I’ve just got back from day three of my “Advent Challenge” having run 3km. I’d announced this on twitter to see if anyone wanted to join me. Some of the reaction to it got me thinking.

Firstly I wondered if my definition of challenge was correct. My view being that for something to be a challenge there had to be some likelihood of failure. If success were a certainty would it still be a challenge?

I’ve used challenges throughout my athletic life. Perhaps it really started in my fell running days with trying to run up as many Munros as possible in a day. I progressed through the Fisherfield Fells before a failed attempt at the Trantor Round (19 mountains over 3000 feet around Glen Nevis).

Starting Triathlon cycling was my weakness. I needed miles in my legs and used challenges to help achieve that. In 2007 I managed 100 rides of 100 miles in a year. A feat I’ve tried again but always failed. Similarly I had one year of riding at least 52 miles every week of the year and again I’ve not managed to repeat it.

On Epic Camp I was introduced to the 30 runs of 30 minutes in 30 days challenge. At the time that was a pretty easy challenge so I soon advanced to 40 runs of 40 minutes in 40 days. This I managed prompting me to give 60 of 60 in 60 a go. Less than two weeks in I realised it wasn’t serving any performance benefit, all it was doing was making me ever more tired so I stopped and failed.

This highlights the key thing in a challenge for me. It has to serve a purpose. This could be pure enjoyment, assist some training goal, perhaps to impress your peers or just to prove to yourself you can do it.

With this in mind I started the advent challenge. My running has been well below par for years now and my feeling is I’m just not running enough. It’s vicious circle as not being running fit makes it less enjoyable and therefore makes me less motivated to run. This challenge means through advent you have to run the day of the month in kilometres. So day 1 1km, day 2 2km etc… In the final seven days this requires running 158km. This would get me running regularly; give a progression to higher volume and with luck get me over that initial hump delivering me in to the new year enjoying running again. I would say I feel 50:50 about whether I can complete it.

Following my tweet about it I had loads of encouragement but I also had a few suggesting it was the road to injury. I found this very interesting for a variety of reasons.

Firstly it implied that the challenge would somehow cause the injury. This is a bit like blaming firemen for fire, umbrellas for rain or even cholesterol for heart disease. Injuries are not caused by the challenge but by continuing when you shouldn’t. By not recognising your body’s signals that you need to back off.

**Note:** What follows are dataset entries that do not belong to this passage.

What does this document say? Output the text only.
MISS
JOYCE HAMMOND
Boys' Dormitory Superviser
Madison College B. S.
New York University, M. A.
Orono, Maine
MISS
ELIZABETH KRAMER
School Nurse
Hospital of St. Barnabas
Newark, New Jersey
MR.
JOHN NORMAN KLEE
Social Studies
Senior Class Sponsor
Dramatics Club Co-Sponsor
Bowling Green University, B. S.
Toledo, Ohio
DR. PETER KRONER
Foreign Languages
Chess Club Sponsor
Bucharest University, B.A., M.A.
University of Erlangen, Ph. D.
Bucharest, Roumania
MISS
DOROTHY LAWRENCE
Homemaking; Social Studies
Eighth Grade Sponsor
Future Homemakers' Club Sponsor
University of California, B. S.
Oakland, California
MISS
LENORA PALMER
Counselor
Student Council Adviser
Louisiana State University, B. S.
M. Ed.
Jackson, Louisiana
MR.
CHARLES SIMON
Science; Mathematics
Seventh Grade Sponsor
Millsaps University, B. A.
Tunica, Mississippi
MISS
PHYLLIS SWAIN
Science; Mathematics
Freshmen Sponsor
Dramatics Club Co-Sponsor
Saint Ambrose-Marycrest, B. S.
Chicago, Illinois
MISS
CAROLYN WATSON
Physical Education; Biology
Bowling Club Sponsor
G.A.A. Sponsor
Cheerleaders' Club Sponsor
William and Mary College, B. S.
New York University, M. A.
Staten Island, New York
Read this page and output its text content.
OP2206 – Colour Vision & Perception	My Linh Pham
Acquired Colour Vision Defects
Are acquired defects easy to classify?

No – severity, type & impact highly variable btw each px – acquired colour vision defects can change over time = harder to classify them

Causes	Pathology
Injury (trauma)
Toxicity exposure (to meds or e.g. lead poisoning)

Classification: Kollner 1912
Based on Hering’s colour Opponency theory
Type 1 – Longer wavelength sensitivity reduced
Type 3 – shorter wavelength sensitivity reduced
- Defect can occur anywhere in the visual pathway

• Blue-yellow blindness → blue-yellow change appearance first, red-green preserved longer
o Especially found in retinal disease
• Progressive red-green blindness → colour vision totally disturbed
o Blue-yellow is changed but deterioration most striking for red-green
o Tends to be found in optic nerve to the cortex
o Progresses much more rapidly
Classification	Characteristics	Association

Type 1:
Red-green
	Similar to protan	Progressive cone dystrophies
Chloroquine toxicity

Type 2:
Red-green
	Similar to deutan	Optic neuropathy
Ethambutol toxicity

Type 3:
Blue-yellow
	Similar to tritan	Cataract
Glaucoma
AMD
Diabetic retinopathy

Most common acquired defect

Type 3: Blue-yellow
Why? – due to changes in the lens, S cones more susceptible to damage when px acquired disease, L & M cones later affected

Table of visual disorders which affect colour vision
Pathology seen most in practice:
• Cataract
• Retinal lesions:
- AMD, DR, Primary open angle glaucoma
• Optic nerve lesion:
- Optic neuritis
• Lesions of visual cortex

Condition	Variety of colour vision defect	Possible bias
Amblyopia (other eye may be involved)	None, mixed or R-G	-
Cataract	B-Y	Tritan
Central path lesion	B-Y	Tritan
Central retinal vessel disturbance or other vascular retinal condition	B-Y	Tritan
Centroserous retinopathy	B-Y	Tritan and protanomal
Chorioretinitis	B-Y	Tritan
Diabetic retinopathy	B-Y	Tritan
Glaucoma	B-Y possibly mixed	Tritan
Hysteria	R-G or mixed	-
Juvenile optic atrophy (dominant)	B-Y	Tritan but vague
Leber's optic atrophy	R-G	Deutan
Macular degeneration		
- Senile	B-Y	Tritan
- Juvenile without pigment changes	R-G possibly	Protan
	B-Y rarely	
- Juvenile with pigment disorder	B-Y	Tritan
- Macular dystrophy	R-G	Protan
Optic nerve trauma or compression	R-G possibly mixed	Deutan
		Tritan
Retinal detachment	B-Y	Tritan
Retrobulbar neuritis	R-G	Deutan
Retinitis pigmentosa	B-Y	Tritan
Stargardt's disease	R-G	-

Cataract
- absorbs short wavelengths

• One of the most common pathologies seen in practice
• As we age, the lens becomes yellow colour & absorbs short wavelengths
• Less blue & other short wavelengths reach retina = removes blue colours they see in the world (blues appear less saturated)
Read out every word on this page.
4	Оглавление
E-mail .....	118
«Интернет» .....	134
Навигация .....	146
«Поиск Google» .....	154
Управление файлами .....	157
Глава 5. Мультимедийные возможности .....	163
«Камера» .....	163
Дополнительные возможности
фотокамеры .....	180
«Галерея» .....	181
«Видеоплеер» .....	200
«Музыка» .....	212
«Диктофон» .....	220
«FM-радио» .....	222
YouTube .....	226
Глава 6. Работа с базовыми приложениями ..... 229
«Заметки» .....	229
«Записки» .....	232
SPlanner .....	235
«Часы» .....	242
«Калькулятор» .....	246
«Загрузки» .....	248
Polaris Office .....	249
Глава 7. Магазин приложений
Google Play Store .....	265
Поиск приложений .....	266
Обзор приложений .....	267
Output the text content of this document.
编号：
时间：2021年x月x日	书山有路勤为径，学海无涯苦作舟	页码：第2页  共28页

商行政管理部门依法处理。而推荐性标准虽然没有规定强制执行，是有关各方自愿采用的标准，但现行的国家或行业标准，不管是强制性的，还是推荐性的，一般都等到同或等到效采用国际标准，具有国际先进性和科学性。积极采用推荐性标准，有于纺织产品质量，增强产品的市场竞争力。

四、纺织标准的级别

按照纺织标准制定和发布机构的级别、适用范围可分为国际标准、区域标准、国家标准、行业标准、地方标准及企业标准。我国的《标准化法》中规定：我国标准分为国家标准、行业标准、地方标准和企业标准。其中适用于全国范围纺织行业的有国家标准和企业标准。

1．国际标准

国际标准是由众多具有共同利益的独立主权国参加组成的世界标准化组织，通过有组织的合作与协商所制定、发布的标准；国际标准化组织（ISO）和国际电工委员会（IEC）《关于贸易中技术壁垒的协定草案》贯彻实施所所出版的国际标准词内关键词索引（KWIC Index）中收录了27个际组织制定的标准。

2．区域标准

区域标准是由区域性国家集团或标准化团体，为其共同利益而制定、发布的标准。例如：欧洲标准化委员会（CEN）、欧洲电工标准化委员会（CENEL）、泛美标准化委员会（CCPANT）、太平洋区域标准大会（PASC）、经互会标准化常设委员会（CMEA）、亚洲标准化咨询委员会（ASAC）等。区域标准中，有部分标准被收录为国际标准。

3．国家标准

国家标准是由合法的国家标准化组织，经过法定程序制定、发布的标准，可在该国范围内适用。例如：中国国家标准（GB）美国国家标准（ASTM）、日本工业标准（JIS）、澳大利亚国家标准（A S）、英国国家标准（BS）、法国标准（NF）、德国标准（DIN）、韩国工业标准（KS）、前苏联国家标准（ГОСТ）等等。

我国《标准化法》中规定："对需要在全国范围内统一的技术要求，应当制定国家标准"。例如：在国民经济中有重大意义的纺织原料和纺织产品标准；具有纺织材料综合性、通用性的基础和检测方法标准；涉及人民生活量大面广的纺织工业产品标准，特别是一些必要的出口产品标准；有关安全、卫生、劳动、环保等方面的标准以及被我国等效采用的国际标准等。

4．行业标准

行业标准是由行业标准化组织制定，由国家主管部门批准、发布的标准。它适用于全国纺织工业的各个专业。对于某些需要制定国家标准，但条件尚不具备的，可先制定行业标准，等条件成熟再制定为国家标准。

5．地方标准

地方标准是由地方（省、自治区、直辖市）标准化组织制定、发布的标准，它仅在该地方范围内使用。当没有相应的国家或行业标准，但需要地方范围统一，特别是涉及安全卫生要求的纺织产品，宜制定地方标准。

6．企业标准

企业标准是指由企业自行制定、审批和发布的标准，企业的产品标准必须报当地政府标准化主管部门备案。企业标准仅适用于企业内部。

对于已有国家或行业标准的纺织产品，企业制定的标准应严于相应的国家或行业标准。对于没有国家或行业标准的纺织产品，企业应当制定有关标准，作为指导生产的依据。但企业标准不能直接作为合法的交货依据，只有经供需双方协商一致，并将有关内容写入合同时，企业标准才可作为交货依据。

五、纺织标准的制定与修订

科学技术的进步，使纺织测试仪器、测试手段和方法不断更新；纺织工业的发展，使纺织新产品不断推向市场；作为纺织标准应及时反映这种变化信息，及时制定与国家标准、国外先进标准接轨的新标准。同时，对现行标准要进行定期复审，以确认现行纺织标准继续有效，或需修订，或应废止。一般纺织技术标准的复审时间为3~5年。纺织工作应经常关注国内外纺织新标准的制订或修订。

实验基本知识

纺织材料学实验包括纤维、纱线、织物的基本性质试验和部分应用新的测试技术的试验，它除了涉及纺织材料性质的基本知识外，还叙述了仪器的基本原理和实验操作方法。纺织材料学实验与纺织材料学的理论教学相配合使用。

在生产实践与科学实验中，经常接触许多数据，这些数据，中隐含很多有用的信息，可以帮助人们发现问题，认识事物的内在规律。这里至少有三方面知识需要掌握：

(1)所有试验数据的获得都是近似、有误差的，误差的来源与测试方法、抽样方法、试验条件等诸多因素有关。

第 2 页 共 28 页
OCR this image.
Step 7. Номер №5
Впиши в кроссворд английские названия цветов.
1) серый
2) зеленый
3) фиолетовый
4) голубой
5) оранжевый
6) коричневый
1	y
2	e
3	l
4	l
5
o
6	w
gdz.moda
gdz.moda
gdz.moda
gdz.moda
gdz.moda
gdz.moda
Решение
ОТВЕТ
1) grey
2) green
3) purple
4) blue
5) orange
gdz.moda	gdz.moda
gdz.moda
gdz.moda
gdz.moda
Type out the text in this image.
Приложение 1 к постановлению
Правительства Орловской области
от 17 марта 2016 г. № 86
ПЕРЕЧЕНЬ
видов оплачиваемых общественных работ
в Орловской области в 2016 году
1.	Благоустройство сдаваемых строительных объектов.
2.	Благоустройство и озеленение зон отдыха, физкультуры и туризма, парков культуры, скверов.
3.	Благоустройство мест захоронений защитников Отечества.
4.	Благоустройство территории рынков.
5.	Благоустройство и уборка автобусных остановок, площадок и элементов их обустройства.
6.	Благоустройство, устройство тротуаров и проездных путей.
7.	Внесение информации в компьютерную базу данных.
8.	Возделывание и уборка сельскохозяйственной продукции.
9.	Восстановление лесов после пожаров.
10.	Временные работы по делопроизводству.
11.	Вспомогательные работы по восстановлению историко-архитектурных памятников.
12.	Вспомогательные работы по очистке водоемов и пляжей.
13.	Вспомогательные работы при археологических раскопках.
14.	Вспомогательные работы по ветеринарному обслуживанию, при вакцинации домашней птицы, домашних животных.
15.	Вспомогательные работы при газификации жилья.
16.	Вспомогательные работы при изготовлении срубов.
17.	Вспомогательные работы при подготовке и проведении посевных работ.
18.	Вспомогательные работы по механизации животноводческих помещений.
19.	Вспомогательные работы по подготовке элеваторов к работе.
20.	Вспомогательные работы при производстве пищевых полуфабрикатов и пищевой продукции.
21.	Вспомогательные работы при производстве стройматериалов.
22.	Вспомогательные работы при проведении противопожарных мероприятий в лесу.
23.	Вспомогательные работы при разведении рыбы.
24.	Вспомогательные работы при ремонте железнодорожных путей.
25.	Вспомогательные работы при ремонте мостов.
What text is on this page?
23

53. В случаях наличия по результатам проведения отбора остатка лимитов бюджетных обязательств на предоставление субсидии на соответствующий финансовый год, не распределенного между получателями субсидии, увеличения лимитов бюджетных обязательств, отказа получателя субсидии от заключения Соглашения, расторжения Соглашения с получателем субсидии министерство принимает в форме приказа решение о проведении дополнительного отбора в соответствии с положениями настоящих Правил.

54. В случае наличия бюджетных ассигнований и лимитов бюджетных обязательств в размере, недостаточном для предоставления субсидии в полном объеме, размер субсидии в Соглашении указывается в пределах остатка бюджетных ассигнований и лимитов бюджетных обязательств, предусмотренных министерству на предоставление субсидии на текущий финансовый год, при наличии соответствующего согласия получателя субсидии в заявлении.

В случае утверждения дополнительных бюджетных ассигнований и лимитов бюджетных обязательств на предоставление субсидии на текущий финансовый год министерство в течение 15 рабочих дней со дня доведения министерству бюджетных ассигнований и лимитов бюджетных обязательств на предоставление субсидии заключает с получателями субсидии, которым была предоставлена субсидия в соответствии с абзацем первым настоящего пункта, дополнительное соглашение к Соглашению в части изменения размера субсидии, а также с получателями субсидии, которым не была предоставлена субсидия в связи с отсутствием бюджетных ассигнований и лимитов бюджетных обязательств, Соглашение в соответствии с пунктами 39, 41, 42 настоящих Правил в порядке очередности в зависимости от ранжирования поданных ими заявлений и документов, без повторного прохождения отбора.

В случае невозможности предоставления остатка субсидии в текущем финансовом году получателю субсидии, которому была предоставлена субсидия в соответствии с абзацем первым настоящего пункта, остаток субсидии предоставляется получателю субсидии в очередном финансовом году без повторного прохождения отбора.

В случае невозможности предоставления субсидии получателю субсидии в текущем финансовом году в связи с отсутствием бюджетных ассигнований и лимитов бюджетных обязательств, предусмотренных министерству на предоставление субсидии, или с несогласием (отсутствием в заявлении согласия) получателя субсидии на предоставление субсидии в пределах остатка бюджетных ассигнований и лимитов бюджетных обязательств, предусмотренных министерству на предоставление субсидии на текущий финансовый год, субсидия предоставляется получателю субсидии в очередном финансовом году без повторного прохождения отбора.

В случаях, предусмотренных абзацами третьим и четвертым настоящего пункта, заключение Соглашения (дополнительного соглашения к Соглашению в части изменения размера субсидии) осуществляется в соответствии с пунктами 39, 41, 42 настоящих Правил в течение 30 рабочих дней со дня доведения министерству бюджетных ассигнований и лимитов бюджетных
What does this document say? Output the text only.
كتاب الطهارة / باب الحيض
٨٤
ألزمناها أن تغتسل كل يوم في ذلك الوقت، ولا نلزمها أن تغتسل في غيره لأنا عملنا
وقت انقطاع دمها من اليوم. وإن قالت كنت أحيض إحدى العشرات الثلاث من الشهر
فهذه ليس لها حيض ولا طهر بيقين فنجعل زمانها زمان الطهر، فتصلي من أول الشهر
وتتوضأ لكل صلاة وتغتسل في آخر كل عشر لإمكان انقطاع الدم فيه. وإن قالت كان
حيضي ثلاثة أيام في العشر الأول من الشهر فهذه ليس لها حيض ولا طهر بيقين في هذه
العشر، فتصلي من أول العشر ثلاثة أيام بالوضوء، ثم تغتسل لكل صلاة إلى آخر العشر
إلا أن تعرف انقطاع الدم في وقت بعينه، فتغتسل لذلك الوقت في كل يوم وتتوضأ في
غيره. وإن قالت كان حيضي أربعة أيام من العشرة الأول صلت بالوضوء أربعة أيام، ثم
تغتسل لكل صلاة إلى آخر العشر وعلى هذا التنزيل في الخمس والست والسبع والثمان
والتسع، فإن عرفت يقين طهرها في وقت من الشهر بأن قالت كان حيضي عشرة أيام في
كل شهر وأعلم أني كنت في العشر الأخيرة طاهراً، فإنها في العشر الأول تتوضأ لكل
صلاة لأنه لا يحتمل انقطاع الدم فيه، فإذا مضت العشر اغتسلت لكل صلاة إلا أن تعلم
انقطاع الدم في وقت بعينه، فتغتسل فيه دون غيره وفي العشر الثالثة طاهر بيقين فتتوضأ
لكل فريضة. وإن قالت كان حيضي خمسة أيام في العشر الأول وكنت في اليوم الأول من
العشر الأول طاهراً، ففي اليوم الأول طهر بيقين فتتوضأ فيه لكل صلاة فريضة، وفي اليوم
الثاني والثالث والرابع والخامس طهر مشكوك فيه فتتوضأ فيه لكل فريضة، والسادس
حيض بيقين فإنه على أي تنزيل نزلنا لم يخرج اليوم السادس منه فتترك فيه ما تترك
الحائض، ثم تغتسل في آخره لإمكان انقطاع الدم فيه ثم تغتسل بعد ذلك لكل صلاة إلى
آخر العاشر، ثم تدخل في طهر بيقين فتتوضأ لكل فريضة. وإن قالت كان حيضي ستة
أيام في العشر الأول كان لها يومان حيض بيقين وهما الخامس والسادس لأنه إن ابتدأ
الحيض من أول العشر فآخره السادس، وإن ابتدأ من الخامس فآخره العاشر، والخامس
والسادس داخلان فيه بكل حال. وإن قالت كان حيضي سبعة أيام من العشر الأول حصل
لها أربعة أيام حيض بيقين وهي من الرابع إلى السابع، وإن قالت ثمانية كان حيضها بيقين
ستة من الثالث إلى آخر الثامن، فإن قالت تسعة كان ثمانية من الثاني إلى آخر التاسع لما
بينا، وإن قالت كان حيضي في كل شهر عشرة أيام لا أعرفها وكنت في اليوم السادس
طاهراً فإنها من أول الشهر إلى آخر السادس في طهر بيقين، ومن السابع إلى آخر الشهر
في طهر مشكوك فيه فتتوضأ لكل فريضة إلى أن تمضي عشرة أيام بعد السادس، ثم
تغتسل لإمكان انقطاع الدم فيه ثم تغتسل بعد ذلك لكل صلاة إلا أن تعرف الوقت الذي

Secondly it seemed to imply that the only method of failure was through injury. If this were the case then either you always set challenges that were certain (hence no injury) but then they’re not a challenge. Or, alternatively you would give yourself ever-harder challenges until you found one that you failed at and hence got injured.

As we enter the New Year and start getting in to base miles, challenges can be great tool to get you going farther or faster but be sure to allow yourself to fail, don’t continue mindlessly in to an injury. Learn your body’s signals that you need to back off and heed them.

Should I achieve the advent challenge the next stage will be to do something similar for a whole month. For a 31 day month that would mean running 196km in the final seven days. After that it would have to be following this protocol for a whole year. I.e. running the day of the month in KMs every day of the year. It would give a reasonable recovery week at the start of each month but I’m pretty sure that this, for me, would be a step too far.